My plan was to do another annual portfolio review, with a focus on changes I’ll make to my portfolio as a result of how the election impacts various market themes, and how my take on the election differs from the market’s take. But as I looked at my portfolio, what struck me wasn’t how the election changes things, but instead how severely my stock picks underperformed the incredible 26% return the S&P has posted so far this year.
My first couple years of stock picking tended to match the S&P, roughly what you’d expect if markets are efficient and I’m just throwing darts. But more recently so much of the overall return of the market has been driven by just 7 mega-cap stocks, the “Magnificent 7”, that if you don’t own them you are probably underperforming big time.

Of course buying a broad index, especially a market-cap-weighted one like the S&P, is a way to ensure you own at least a piece of the big winners, which is one reason economists usually recommend buying the broad index. And I did this with 80% of my portfolio, to match my 80% belief in the efficient markets hypothesis. But I’m now back up to 90% belief in efficient markets, at least for stocks.

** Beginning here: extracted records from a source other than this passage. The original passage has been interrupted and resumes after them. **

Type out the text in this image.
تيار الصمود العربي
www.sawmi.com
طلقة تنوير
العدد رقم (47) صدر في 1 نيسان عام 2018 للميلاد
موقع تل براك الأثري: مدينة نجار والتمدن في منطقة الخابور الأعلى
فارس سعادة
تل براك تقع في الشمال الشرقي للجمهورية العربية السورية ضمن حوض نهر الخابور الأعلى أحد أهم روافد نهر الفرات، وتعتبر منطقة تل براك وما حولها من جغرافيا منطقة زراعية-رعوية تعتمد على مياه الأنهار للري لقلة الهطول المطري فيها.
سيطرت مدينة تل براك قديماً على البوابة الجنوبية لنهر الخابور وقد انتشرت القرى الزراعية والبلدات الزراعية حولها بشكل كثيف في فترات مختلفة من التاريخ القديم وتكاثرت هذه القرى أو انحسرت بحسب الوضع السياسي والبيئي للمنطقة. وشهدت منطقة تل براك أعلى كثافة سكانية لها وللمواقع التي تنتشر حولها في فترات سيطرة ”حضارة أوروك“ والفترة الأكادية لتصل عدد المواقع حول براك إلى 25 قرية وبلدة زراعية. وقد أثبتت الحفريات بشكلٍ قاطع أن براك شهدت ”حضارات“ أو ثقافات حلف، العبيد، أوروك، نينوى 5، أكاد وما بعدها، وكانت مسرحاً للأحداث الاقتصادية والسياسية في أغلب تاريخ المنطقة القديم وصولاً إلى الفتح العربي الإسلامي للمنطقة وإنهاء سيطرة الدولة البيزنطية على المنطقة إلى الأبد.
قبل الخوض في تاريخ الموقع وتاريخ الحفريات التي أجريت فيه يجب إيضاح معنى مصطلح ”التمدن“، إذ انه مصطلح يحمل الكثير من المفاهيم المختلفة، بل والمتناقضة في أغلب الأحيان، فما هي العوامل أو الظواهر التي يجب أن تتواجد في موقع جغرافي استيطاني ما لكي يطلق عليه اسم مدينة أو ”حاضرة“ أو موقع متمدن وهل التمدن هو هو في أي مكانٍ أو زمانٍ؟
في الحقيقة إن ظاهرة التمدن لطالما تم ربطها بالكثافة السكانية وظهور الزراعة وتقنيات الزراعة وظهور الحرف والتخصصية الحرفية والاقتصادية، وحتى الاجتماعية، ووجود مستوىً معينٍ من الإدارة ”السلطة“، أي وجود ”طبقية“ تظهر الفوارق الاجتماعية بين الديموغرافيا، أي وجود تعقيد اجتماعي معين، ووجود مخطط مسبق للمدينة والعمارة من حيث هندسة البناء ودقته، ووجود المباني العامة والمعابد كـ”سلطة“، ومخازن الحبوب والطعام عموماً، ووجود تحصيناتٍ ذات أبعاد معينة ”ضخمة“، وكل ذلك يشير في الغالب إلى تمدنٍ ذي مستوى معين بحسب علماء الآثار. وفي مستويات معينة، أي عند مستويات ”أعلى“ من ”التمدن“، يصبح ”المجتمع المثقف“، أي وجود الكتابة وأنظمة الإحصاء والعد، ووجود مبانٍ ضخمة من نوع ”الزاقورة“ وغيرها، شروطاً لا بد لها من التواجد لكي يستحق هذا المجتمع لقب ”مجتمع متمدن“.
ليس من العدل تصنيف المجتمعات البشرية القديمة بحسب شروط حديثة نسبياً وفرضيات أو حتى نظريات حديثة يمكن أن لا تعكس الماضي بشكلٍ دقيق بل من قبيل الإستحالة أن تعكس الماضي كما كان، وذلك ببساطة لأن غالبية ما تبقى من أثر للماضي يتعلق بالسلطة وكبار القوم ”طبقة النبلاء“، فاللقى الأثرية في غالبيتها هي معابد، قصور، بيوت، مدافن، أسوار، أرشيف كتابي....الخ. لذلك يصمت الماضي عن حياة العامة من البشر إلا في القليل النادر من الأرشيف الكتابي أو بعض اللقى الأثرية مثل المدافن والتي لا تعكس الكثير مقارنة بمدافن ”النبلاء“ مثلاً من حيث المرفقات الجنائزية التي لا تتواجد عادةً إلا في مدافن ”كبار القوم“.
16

This efficiency seems to change a lot over time. Probably fewer than 10% of US stocks have obvious mis-pricings right now; really none stand out as super mispriced to a casual observer like me. Instead, it seems like every 10 years or so a broad swathe of the market is driven crazy by a bubble or a crash, and you get lots of mispricing- like tech in 2000, forced/panic selling at the bottom in 2009, or meme stocks in 2021. The rest of the time, the stock market is quite efficient. So, in typical times, just be boring and buy and hold a broad index fund.
Of course, you might think that AI is a bubble now. I certainly don’t love the 68 P/E on NVIDIA, but this doesn’t strike me as a true bubble driven by irrational hope- peoples’ hopes have proven well justified so far, with AI performing miracles and the Mag 7 delivering huge profits. So like Scott, I’m finally giving up on being overweight value stocks. Perhaps our capitulation is the sign that growth’s decade-plus run is finally about to reverse; but if so, I’ll try not to regret it. After all, the S&P has plenty of value stocks too.